И странно, но я сразу поверил, что так оно и есть. Помнится, в горле у меня запершило, и я огляделся, сам не знаю зачем. Часов семь вечера было, начинало темнеть. Мелкий дождь, припустивший два часа назад, все сыпал и сыпал. Мы стояли у машины, невдалеке то крытого овощного павильона там, где начинался спуск к дамбе. Насыпь и дорога, что протянулись по насыпи от Павлового поля к городу, и дома по ту сторону огромного котлована — все это было скрыто вечерней дымкой, пеленой дождя. Помнится, глянул я на Мишку, и у меня от ярости дух перехватило: ведь я сразу понял, кому он мог проиграть такие сумасшедшие деньги. Публика эта в каждом большом городе имеется, а если вам интересно посмотреть всю междугородную шатию в сборе, их, так сказать, сепаратную встречу на высоком уровне, дождитесь лета, купите билет в Сочи, а там попросите кого-нибудь из местных, чтобы довел вас до гостиницы «Жемчужина».
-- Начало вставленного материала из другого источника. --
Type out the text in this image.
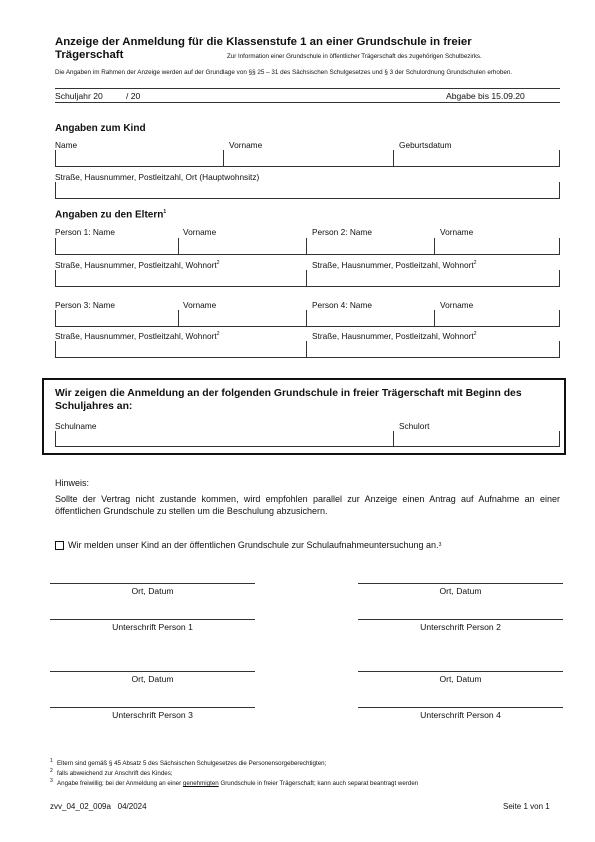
Anzeige der Anmeldung für die Klassenstufe 1 an einer Grundschule in freier
Trägerschaft	Zur Information einer Grundschule in öffentlicher Trägerschaft des zugehörigen Schulbezirks.
Die Angaben im Rahmen der Anzeige werden auf der Grundlage von §§ 25 – 31 des Sächsischen Schulgesetzes und § 3 der Schulordnung Grundschulen erhoben.
Schuljahr 20	/ 20	Abgabe bis 15.09.20
Angaben zum Kind
Name	Vorname	Geburtsdatum
Straße, Hausnummer, Postleitzahl, Ort (Hauptwohnsitz)
Angaben zu den Eltern$^1$
Person 1: Name	Vorname	Person 2: Name	Vorname
Straße, Hausnummer, Postleitzahl, Wohnort$^2$	Straße, Hausnummer, Postleitzahl, Wohnort$^2$
Person 3: Name	Vorname	Person 4: Name	Vorname
Straße, Hausnummer, Postleitzahl, Wohnort$^2$	Straße, Hausnummer, Postleitzahl, Wohnort$^2$
Wir zeigen die Anmeldung an der folgenden Grundschule in freier Trägerschaft mit Beginn des Schuljahres an:
Schulname	Schulort
Hinweis:
Sollte der Vertrag nicht zustande kommen, wird empfohlen parallel zur Anzeige einen Antrag auf Aufnahme an einer öffentlichen Grundschule zu stellen um die Beschulung abzusichern.
Wir melden unser Kind an der öffentlichen Grundschule zur Schulaufnahmeuntersuchung an. 3
Ort, Datum	Ort, Datum
Unterschrift Person 1	Unterschrift Person 2
Ort, Datum	Ort, Datum
Unterschrift Person 3	Unterschrift Person 4
1 Eltern sind gemäß § 45 Absatz 5 des Sächsischen Schulgesetzes die Personensorgeberechtigten;
2 falls abweichend zur Anschrift des Kindes;
3 Angabe freiwillig; bei der Anmeldung an einer genehmigten Grundschule in freier Trägerschaft; kann auch separat beantragt werden
zvv_04_02_009a 04/2024	Seite 1 von 1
И тут нежданно-негаданно я вспомнил, как Мишка на своих последних соревнованиях выступал. Перевесил он тогда граммов сто, не больше, а до конца взвешивания оставался час, вот он напялил на себя лыжный костюм и мое пальто в придачу. Ему оставалась последняя контрольная попытка, он носился по залу как угорелый, покуда не пропотел насквозь, и — уже не знаю, о чем он тогда думал — вскочил на весы прямо в костюме и в пальто, как был, а тренер «Динамо» тот, кто отмечал контрольные веса, мигом записал его не в шестьдесят семь, а в семьдесят пять. Донде, услышав об этом, расстроился так, что руки у него затряслись, и говорит: — Правильно, я же знал, что у тебя нет мозгов! Что ж ты теперь в Витином пальто будешь драться или наденешь поверх мою дубленку, чтобы ты хоть весил эти семьдесят пять килограммов? — А Мишка схватил его за руку и говорит: — Все будет в порядке, вы только не волнуйтесь, Семен Ефимович! — И выиграл три боя до финала, все три — нокаутами, а в финале парень из «Динамо» отказался с ним боксировать, так Мишка, вместо того, чтобы к награждению идти, снял пиджак, подошел к судейскому столу, расписался за диплом, а после с дипломом под мышкой стал назад в толпу зрителей.

Так, мало-помалу я взял себя в руки, но продолжал стоять, облокотясь о дверцу машины, курил и смотрел, как тает в воздухе сигаретный дым. Понятно, о такой минуте мы с Аллой Афанасьевне только помечтать могли, ведь когда же было брать с него слово, связать обещанием, как не теперь, да только говорить с ним так у меня язык не повернулся, потому что я, понимаете ли, знал: он помог бы мне, не сказав ни слова, если бы так влип я.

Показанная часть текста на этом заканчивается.